Source Records
This folder stores supplemental source-side information for the packaged benchmark samples.
Contents
by_id/<id>.json: one merged JSON record per packaged sample ID.html_metadata.json: filtered HTML-derived metadata for packaged sample IDs.summary.json: coverage summary for the supplemental export.
Why this exists
The canonical benchmark splits are intentionally task-oriented. They are good for training and evaluation, but some users may want richer provenance fields from the original Glazy pages, such as:
- page title
- author name
- author URL
- long-form description
- page-level status
- HTML-derived UMF and related ratios
The per-sample JSON files expose these fields without forcing users to parse the raw HTML themselves.
Relationship to canonical benchmark files
These files are supplemental. The benchmark-facing train/test splits remain the authoritative interface for evaluation.
Reader script
Use ../tools/read_source_record.py to inspect the packaged source-side data without writing your own loader.

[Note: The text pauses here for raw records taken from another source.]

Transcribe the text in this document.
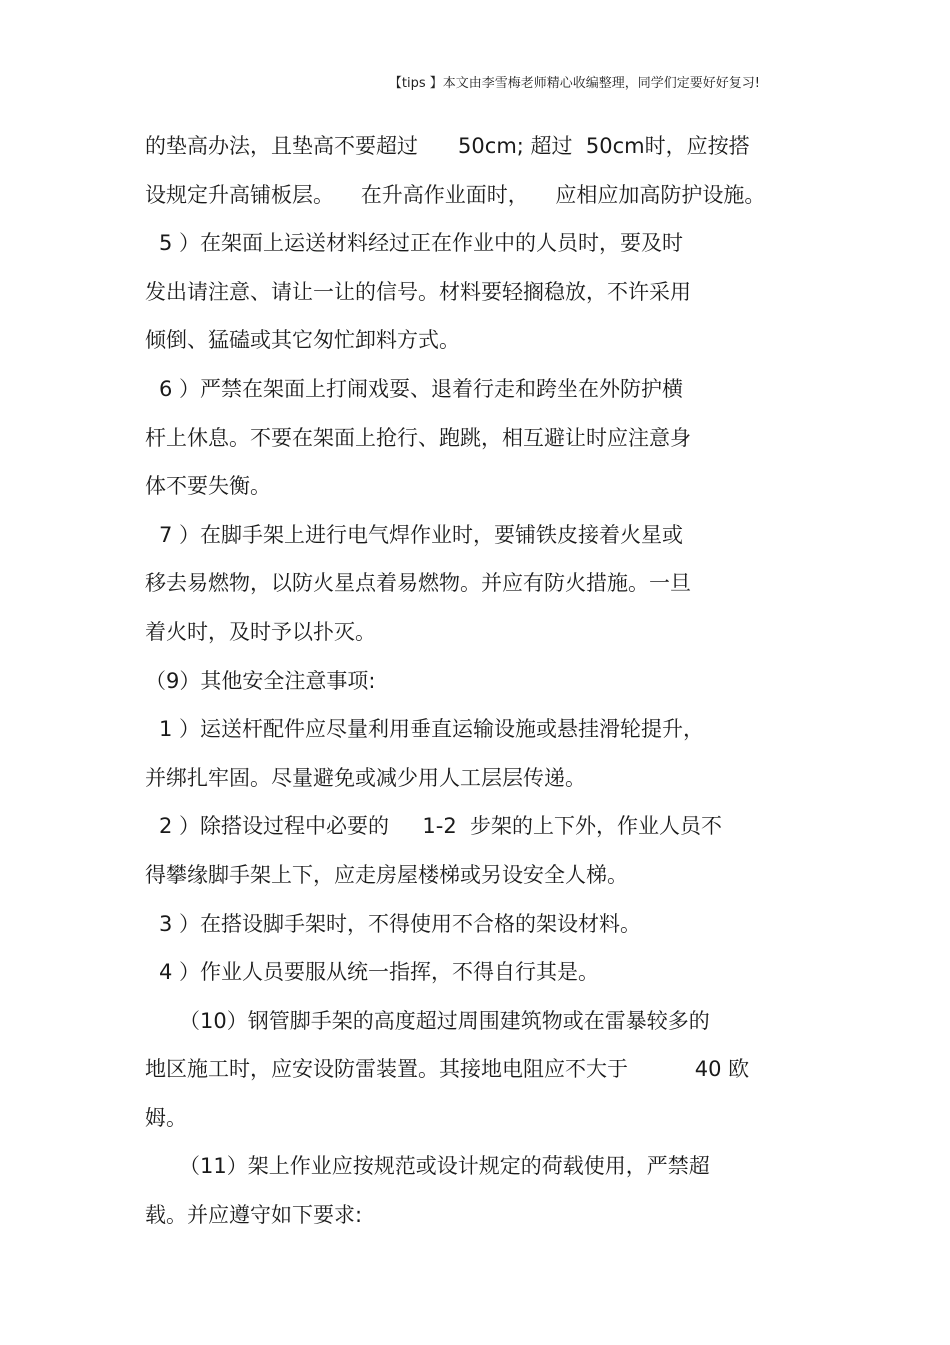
【tips 】本文由李雪梅老师精心收编整理，同学们定要好好复习!
的垫高办法，且垫高不要超过      50cm; 超过  50cm时，应按搭
设规定升高铺板层。    在升高作业面时，    应相应加高防护设施。
5 ）在架面上运送材料经过正在作业中的人员时，要及时
发出请注意、请让一让的信号。材料要轻搁稳放，不许采用
倾倒、猛磕或其它匆忙卸料方式。
6 ）严禁在架面上打闹戏耍、退着行走和跨坐在外防护横
杆上休息。不要在架面上抢行、跑跳，相互避让时应注意身
体不要失衡。
7 ）在脚手架上进行电气焊作业时，要铺铁皮接着火星或
移去易燃物，以防火星点着易燃物。并应有防火措施。一旦
着火时，及时予以扑灭。
（9）其他安全注意事项:
1 ）运送杆配件应尽量利用垂直运输设施或悬挂滑轮提升，
并绑扎牢固。尽量避免或减少用人工层层传递。
2 ）除搭设过程中必要的     1-2  步架的上下外，作业人员不
得攀缘脚手架上下，应走房屋楼梯或另设安全人梯。
3 ）在搭设脚手架时，不得使用不合格的架设材料。
4 ）作业人员要服从统一指挥，不得自行其是。
（10）钢管脚手架的高度超过周围建筑物或在雷暴较多的
地区施工时，应安设防雷装置。其接地电阻应不大于          40 欧
姆。
（11）架上作业应按规范或设计规定的荷载使用，严禁超
载。并应遵守如下要求:
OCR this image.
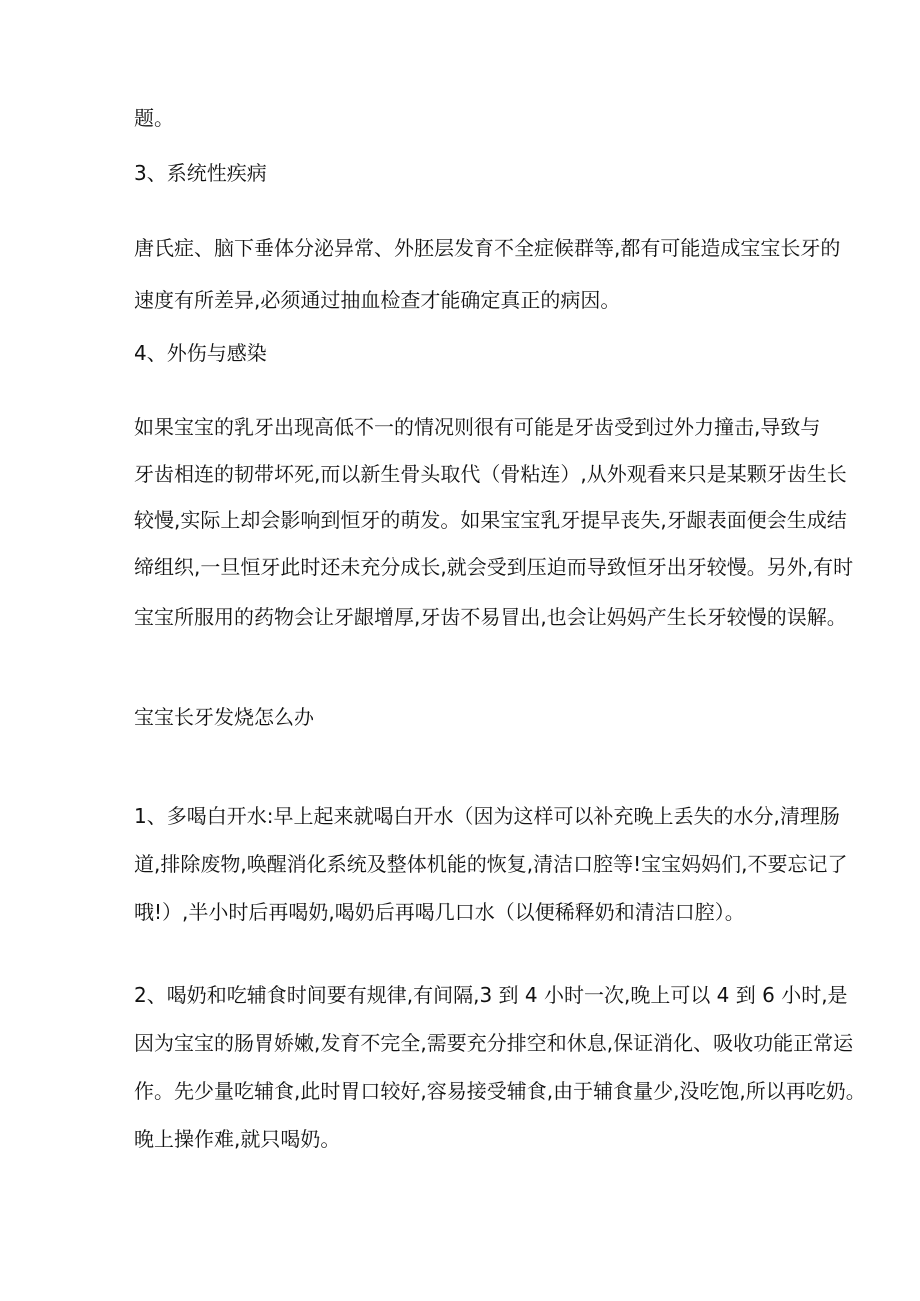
题。
3、系统性疾病
唐氏症、脑下垂体分泌异常、外胚层发育不全症候群等,都有可能造成宝宝长牙的
速度有所差异,必须通过抽血检查才能确定真正的病因。
4、外伤与感染
如果宝宝的乳牙出现高低不一的情况则很有可能是牙齿受到过外力撞击,导致与
牙齿相连的韧带坏死,而以新生骨头取代（骨粘连）,从外观看来只是某颗牙齿生长
较慢,实际上却会影响到恒牙的萌发。如果宝宝乳牙提早丧失,牙龈表面便会生成结
缔组织,一旦恒牙此时还未充分成长,就会受到压迫而导致恒牙出牙较慢。另外,有时
宝宝所服用的药物会让牙龈增厚,牙齿不易冒出,也会让妈妈产生长牙较慢的误解。
宝宝长牙发烧怎么办
1、多喝白开水:早上起来就喝白开水（因为这样可以补充晚上丢失的水分,清理肠
道,排除废物,唤醒消化系统及整体机能的恢复,清洁口腔等!宝宝妈妈们,不要忘记了
哦!）,半小时后再喝奶,喝奶后再喝几口水（以便稀释奶和清洁口腔）。
2、喝奶和吃辅食时间要有规律,有间隔,3 到 4 小时一次,晚上可以 4 到 6 小时,是
因为宝宝的肠胃娇嫩,发育不完全,需要充分排空和休息,保证消化、吸收功能正常运
作。先少量吃辅食,此时胃口较好,容易接受辅食,由于辅食量少,没吃饱,所以再吃奶。
晚上操作难,就只喝奶。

The script supports both quick one-off inspection and small batch exports.
What it can do
- Read one or many sample IDs.
- Read IDs from a text file.
- Return the full merged sample record.
- Return shortcuts such as
title,author,description,umf, andraw_html_path. - Drill into nested fields with a dotted
--pathlookup. - Preview the raw HTML directly, with optional tag stripping.
- Export results as
json,jsonl, or plain text. - Save output to a file instead of stdout.
Common examples
Quick summary:
python huggingface/tools/read_source_record.py --summary
List the first 10 packaged sample IDs:
python huggingface/tools/read_source_record.py --list-sample-ids 10
Read the full merged record for one sample:
python huggingface/tools/read_source_record.py --sample-id 100018 --field full
Read a convenience field:
python huggingface/tools/read_source_record.py --sample-id 100018 --field umf
python huggingface/tools/read_source_record.py --sample-id 100018 --field html_metadata
python huggingface/tools/read_source_record.py --sample-id 100018 --field title
python huggingface/tools/read_source_record.py --sample-id 100018 --field raw_html_path
Read a nested path inside the selected field:
python huggingface/tools/read_source_record.py --sample-id 100018 --field full --path property_prediction.test.recipe.umf
python huggingface/tools/read_source_record.py --sample-id 100018 --field full --path html_metadata.title
Preview the raw HTML:
python huggingface/tools/read_source_record.py --sample-id 100018 --html-preview-chars 500
python huggingface/tools/read_source_record.py --sample-id 100018 --html-preview-chars 500 --html-preview-strip-tags
Read multiple samples at once:
python huggingface/tools/read_source_record.py --sample-id 100018 10009 10023 --field title
Read sample IDs from a file:
python huggingface/tools/read_source_record.py --sample-id-file sample_ids.txt --field raw_html_path --output-format jsonl
Export to a file:
python huggingface/tools/read_source_record.py --sample-id 100018 10009 --field full --output-format jsonl --output out/source_records.jsonl
Notes
--field umfreturns the first available UMF found in the merged sample record, preferring split-aligned recipe data and then HTML-derived metadata.--pathis applied after--fieldselection, so--field full --path image_generation.train.metadata.image_pathworks as expected.- For batch usage,
jsonlis usually the easiest format to consume downstream.